The lightning talks were really good this year and highlighted at least three more YES I WANT THAT NOW things for me - pkgwat (yet another command line package query tool! but it actually does different stuff from yum and repoquery, and is totally worth having), fedocal (the new calendaring webapp, which looks like it's coming out pretty well) and most awesomely fedmsg-notify, a desktop frontend for fedmsg, which lets you get desktop notifications for all kinds of events reported by fedmsg. Fedmsg is one of those projects which seems like it's been going forever without anything visible happening, then suddenly mushrooms out into a load of great results - all the heavy backend lifting is mostly done now and the cool visible stuff like this is emerging. This is going to be just super-handy for keeping up to date on things without visiting fifteen different web frontends.

Spot presented a pretty radical plan for the release cycle which generated a lot of comment and discussion - I'm going to leave it to him to blog about it before going into any detail (he may have done so already, I'm not up to date on blogs yet), but despite raising a few concerns I actually quite liked it as a plan and it had the definite advantage of being a concrete, complete and achievable plan with easily enumerable and perceivable benefits. So I'll be interested to see where we go. I'd hate it to get blocked up by the 'but it changes this particular feature of the current process!' crowd - someone raised the point that maybe it's trading one set of problems for another set of problems, but that is going to be the case with any release process, so we can't really let that objection alone derail any specific proposal for a revised release process, because it effectively precludes the possibility of any change at all. Anyhow, that's all I have to say on the topic for now.
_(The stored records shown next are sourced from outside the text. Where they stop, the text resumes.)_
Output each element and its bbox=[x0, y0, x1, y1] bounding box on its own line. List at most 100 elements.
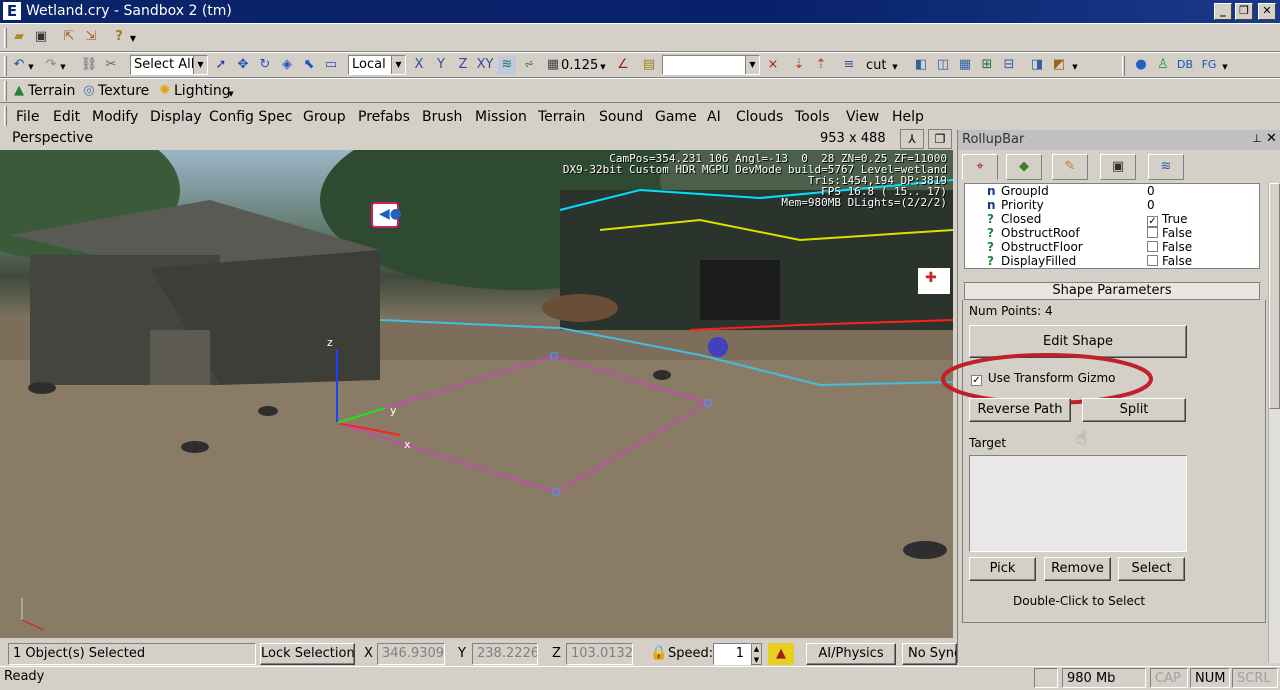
chevron-down-icon[interactable]: ▼ bbox=[1070, 58, 1080, 76]
tool-d-icon[interactable]: ⊞ bbox=[978, 56, 996, 74]
move-icon[interactable]: ✥ bbox=[234, 56, 252, 74]
axis-z-button[interactable]: Z bbox=[454, 56, 472, 74]
terrain-tab[interactable]: ◆ bbox=[1006, 154, 1042, 180]
tool-e-icon[interactable]: ⊟ bbox=[1000, 56, 1018, 74]
link-icon[interactable]: ⛓ bbox=[80, 56, 98, 74]
lock-selection-button[interactable]: Lock Selection bbox=[260, 643, 355, 665]
property-row[interactable]: ? ObstructFloor False bbox=[965, 240, 1259, 254]
prop-value[interactable]: 0 bbox=[1147, 198, 1155, 212]
lighting-editor-button[interactable]: Lighting bbox=[174, 82, 231, 100]
unlink-icon[interactable]: ✂ bbox=[102, 56, 120, 74]
layers-tab[interactable]: ≋ bbox=[1148, 154, 1184, 180]
import-icon[interactable]: ⇲ bbox=[82, 28, 100, 46]
menu-view[interactable]: View bbox=[846, 108, 879, 126]
select-arrow-icon[interactable]: ➚ bbox=[212, 56, 230, 74]
axis-xy-button[interactable]: XY bbox=[474, 56, 496, 74]
menu-clouds[interactable]: Clouds bbox=[736, 108, 783, 126]
prop-checkbox[interactable] bbox=[1147, 226, 1158, 240]
no-sync-button[interactable]: No Sync bbox=[902, 643, 957, 665]
terrain-editor-button[interactable]: Terrain bbox=[28, 82, 75, 100]
ai-person-icon[interactable]: ♙ bbox=[1154, 56, 1172, 74]
ai-physics-button[interactable]: AI/Physics bbox=[806, 643, 896, 665]
grid-icon[interactable]: ▦ bbox=[544, 56, 562, 74]
cut-label[interactable]: cut bbox=[866, 57, 886, 75]
menu-group[interactable]: Group bbox=[303, 108, 346, 126]
tool-b-icon[interactable]: ◫ bbox=[934, 56, 952, 74]
modify-tab[interactable]: ✎ bbox=[1052, 154, 1088, 180]
select-button[interactable]: Select bbox=[1118, 557, 1185, 581]
tool-a-icon[interactable]: ◧ bbox=[912, 56, 930, 74]
select-filter-combo[interactable]: Select All ▼ bbox=[130, 55, 208, 75]
menu-mission[interactable]: Mission bbox=[475, 108, 527, 126]
goto-selection-icon[interactable]: ⇣ bbox=[790, 56, 808, 74]
restore-button[interactable]: ❐ bbox=[1235, 3, 1253, 20]
texture-editor-button[interactable]: Texture bbox=[98, 82, 149, 100]
menu-file[interactable]: File bbox=[16, 108, 39, 126]
minimize-button[interactable]: _ bbox=[1214, 3, 1232, 20]
align-icon[interactable]: ⇡ bbox=[812, 56, 830, 74]
layer-icon[interactable]: ▤ bbox=[640, 56, 658, 74]
axis-x-button[interactable]: X bbox=[410, 56, 428, 74]
rotate-icon[interactable]: ↻ bbox=[256, 56, 274, 74]
x-coordinate-field[interactable]: 346.9309 bbox=[377, 643, 445, 665]
chevron-down-icon[interactable]: ▼ bbox=[1220, 58, 1230, 76]
menu-sound[interactable]: Sound bbox=[599, 108, 643, 126]
select-rect-icon[interactable]: ▭ bbox=[322, 56, 340, 74]
terrain-follow-icon[interactable]: ≋ bbox=[498, 56, 516, 74]
chevron-down-icon[interactable]: ▼ bbox=[26, 58, 36, 76]
scrollbar-thumb[interactable] bbox=[1269, 183, 1280, 409]
menu-brush[interactable]: Brush bbox=[422, 108, 462, 126]
coord-system-combo[interactable]: Local ▼ bbox=[348, 55, 406, 75]
chevron-down-icon[interactable]: ▼ bbox=[890, 58, 900, 76]
tool-c-icon[interactable]: ▦ bbox=[956, 56, 974, 74]
property-row[interactable]: ? Closed ✓ True bbox=[965, 212, 1259, 227]
menu-edit[interactable]: Edit bbox=[53, 108, 80, 126]
speed-input[interactable]: 1 bbox=[713, 643, 751, 665]
split-button[interactable]: Split bbox=[1082, 398, 1186, 422]
rollup-close-button[interactable]: ✕ bbox=[1266, 131, 1277, 146]
reverse-path-button[interactable]: Reverse Path bbox=[969, 398, 1071, 422]
speed-spinner[interactable]: ▲ ▼ bbox=[751, 643, 762, 665]
open-icon[interactable]: ▰ bbox=[10, 28, 28, 46]
chevron-down-icon[interactable]: ▼ bbox=[128, 30, 138, 48]
prop-value[interactable]: 0 bbox=[1147, 184, 1155, 198]
rollup-scrollbar[interactable] bbox=[1268, 183, 1280, 663]
shape-params-header[interactable]: Shape Parameters bbox=[964, 282, 1260, 300]
menu-help[interactable]: Help bbox=[892, 108, 924, 126]
help-icon[interactable]: ? bbox=[110, 28, 128, 46]
scale-icon[interactable]: ◈ bbox=[278, 56, 296, 74]
prop-checkbox[interactable] bbox=[1147, 240, 1158, 254]
property-row[interactable]: n GroupId 0 bbox=[965, 184, 1259, 198]
menu-game[interactable]: Game bbox=[655, 108, 697, 126]
terrain-camera-icon[interactable]: ▲ bbox=[768, 643, 794, 665]
target-list[interactable] bbox=[969, 455, 1187, 552]
menu-terrain[interactable]: Terrain bbox=[538, 108, 585, 126]
export-icon[interactable]: ⇱ bbox=[60, 28, 78, 46]
properties-grid[interactable]: n GroupId 0 n Priority 0 ? Closed ✓ True… bbox=[964, 183, 1260, 269]
y-coordinate-field[interactable]: 238.2226 bbox=[472, 643, 538, 665]
tool-f-icon[interactable]: ◨ bbox=[1028, 56, 1046, 74]
snap-terrain-icon[interactable]: ⩫ bbox=[520, 56, 538, 74]
property-row[interactable]: ? ObstructRoof False bbox=[965, 226, 1259, 240]
prop-checkbox[interactable]: ✓ bbox=[1147, 212, 1158, 227]
fg-button[interactable]: FG bbox=[1198, 56, 1220, 74]
pick-button[interactable]: Pick bbox=[969, 557, 1036, 581]
menu-modify[interactable]: Modify bbox=[92, 108, 138, 126]
chevron-down-icon[interactable]: ▼ bbox=[598, 58, 608, 76]
chevron-down-icon[interactable]: ▼ bbox=[58, 58, 68, 76]
menu-ai[interactable]: AI bbox=[707, 108, 721, 126]
lock-icon[interactable]: 🔒 bbox=[650, 645, 667, 661]
z-coordinate-field[interactable]: 103.0132 bbox=[566, 643, 633, 665]
layers-stack-icon[interactable]: ≡ bbox=[840, 56, 858, 74]
layer-combo[interactable]: ▼ bbox=[662, 55, 760, 75]
property-row[interactable]: ? DisplayFilled False bbox=[965, 254, 1259, 268]
prop-checkbox[interactable] bbox=[1147, 254, 1158, 268]
menu-prefabs[interactable]: Prefabs bbox=[358, 108, 410, 126]
select-terrain-icon[interactable]: ⬉ bbox=[300, 56, 318, 74]
display-tab[interactable]: ▣ bbox=[1100, 154, 1136, 180]
chevron-down-icon[interactable]: ▼ bbox=[226, 85, 236, 103]
close-button[interactable]: ✕ bbox=[1258, 3, 1276, 20]
save-icon[interactable]: ▣ bbox=[32, 28, 50, 46]
maximize-viewport-icon[interactable]: ❐ bbox=[928, 129, 952, 149]
create-tab[interactable]: ⌖ bbox=[962, 154, 998, 180]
Tim did a great talk on the blocker/NTH process, which generated a whole lot of useful feedback and discussion - we had QA people and development people and 'regular users' all present and there was pretty unified agreement on which parts of the current process badly need improvement, so we should just go and improve them already. Tim and I have discussed using some of the hackfest time just to go ahead and implement some of the easiest and least controversial possible improvements in time for the F19 cycle - stuff that's already been raised and discussed several times but which we have not had the time to do until now. It was great to see Dan (Mashal) and John (Dulaney) at all the QA-relevant talks providing input.

I gave a pretty ad hoc talk on the new installer in the final timeslot of the day, of which there should be video here at some point, I think (that should be a video of the whole day, and mine will be in the last hour or so - I'll update the link if it's broken or if a better one becomes available). It was really just a straightforward walkthrough of the new installer UI, explaining the design of the installer as a whole and of the storage process, and explaining specifically how each spoke works and some of the more commonly raised temporary issues in F18. I think I managed to cover most things, so I hope it went over okay and didn't do anything to diminish the awesome work Mo and the anaconda team put in to the release.

Tonight brings the real highlight of any FUDCon: FUDPoker! So I'll finish here. With any luck we'll have some concrete results to report from hackfests tomorrow. It would help, of course, if FESCo could kindly nail down a concrete schedule for F19, so we know how much time we have to work with before the Alpha cycle starts up.